Long before these more recent and publicized relations of Bill Clinton, there is a long history of sexual violence, harassment and rape. From the 70?s all the way through the 90?s and possibly beyond, college students, secretaries, interns, and others, all tell stories of sexual violence at the hands (or other body parts) of Bill Clinton. The Clinton machine went to work in each case, with the active help of Hillary ‘The Champion For Women’s Rights’ Clinton, smearing, intimidating, blackmailing and bribing the accusers into silence. Gennifer Flowers, Paula Jones, and Juanita Broaddrick were targeted by the Clinton administration using the IRS to audit their tax returns.
- At Oxford, 19-year-old Eileen Wellstone said she was sexually assaulted by Rhodes scholar Bill Clinton in 1969 after she met him at a pub. A retired State Department employee later anonymously told Capitol Hill Blue in 1999 “There was no doubt in my mind that this young woman had suffered severe emotional trauma…But we were under tremendous pressure to avoid the embarrassment of having a Rhodes scholar charged with rape.”
- In 1972, a 22-year-old woman told campus police at Yale University that she was sexually assaulted by Clinton, a law student at the college. No charges were filed, but retired campus policemen contacted by Capitol Hill Blue confirmed the incident.
- In 1974, a female student at the University of Arkansas complained that then-law school instructor Bill Clinton tried
to prevent her from leaving his office during a conference. She said he groped her and forced his hand inside her blouse. - On April 25, 1978, Arkansas Attorney General Bill Clinton, the state’s highest law enforcement official, allegedly raped Juanita Broaddrick– savagely biting her top lip to subdue her. Broaddrick recalls that after the incident, Clinton put on his sunglasses and told her to ice her mangled lips.
- Carolyn Moffet, a legal secretary in Little Rock in 1979, said she met then-governor Clinton at a political fundraiser and shortly thereafter received an invitation to meet the governor in his hotel room. “I was escorted there by a state trooper. When I went in, he was sitting on a couch, wearing only an undershirt.
- Elizabeth Ward, the Miss Arkansas who won the Miss America crown in 1982, told friends she was forced by Clinton to have sex with him shortly after she won her state crown. Ward, who is now married with the last name of Gracen (from her first marriage), later told an interviewer she did have sex with Clinton but said it was consensual.

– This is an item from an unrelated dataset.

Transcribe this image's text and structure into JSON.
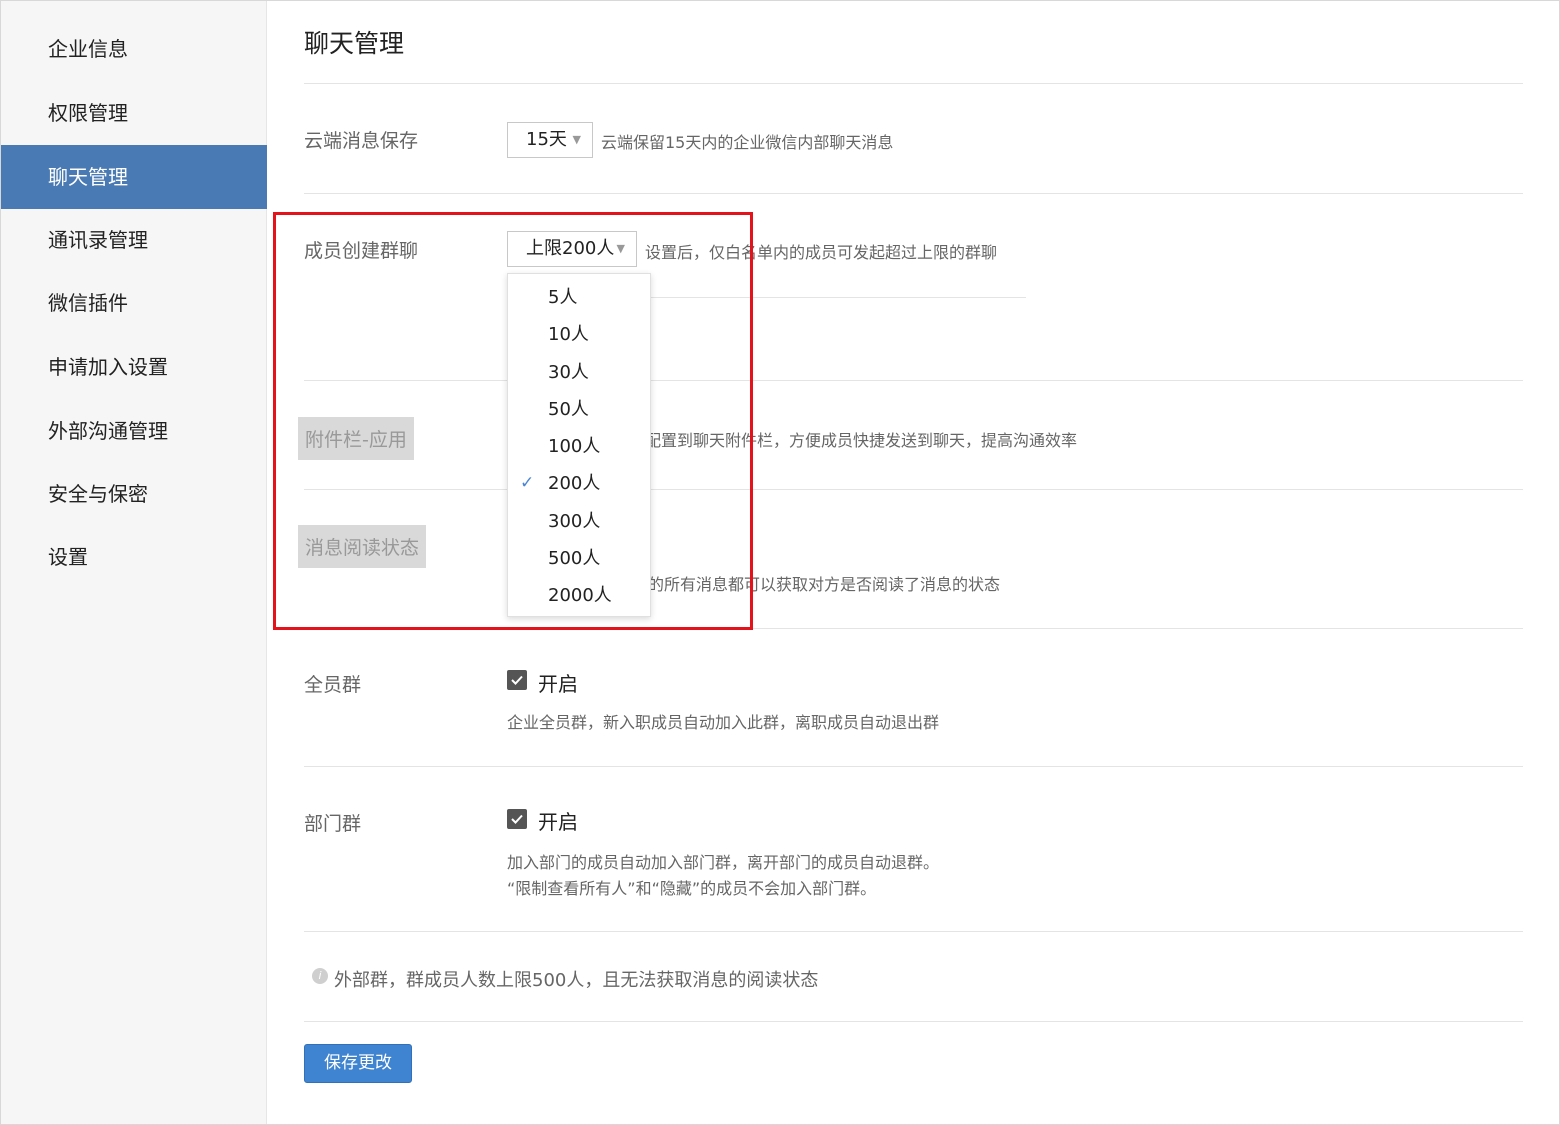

- Sandra Allen James, a former Washington, DC, political fundraiser says Presidential candidate-to-be Clinton invited her to his hotel room during a political trip to the nation’s capital in 1991, pinned her against the wall and stuck his hand up her dress.
- Christy Zercher, a flight attendant on Clinton’s leased campaign plane in 1992, says Presidential candidate Clinton exposed himself to her, grabbed her breasts and made explicit remarks.
Despite all the complaints and accusations through the years, Bill Clinton has proven to be above the law and has managed to stay out of jail as he continues to enjoy the adoration of the public and the benefits of his personal fortune.
Where is the outrage?
Why are women’s groups silent?
Why did Hillary Clinton wage war on the women who claimed to be abused by Bill?
Instead, he remains a beloved figure in American liberalism and elder statesman of the Democrat Party.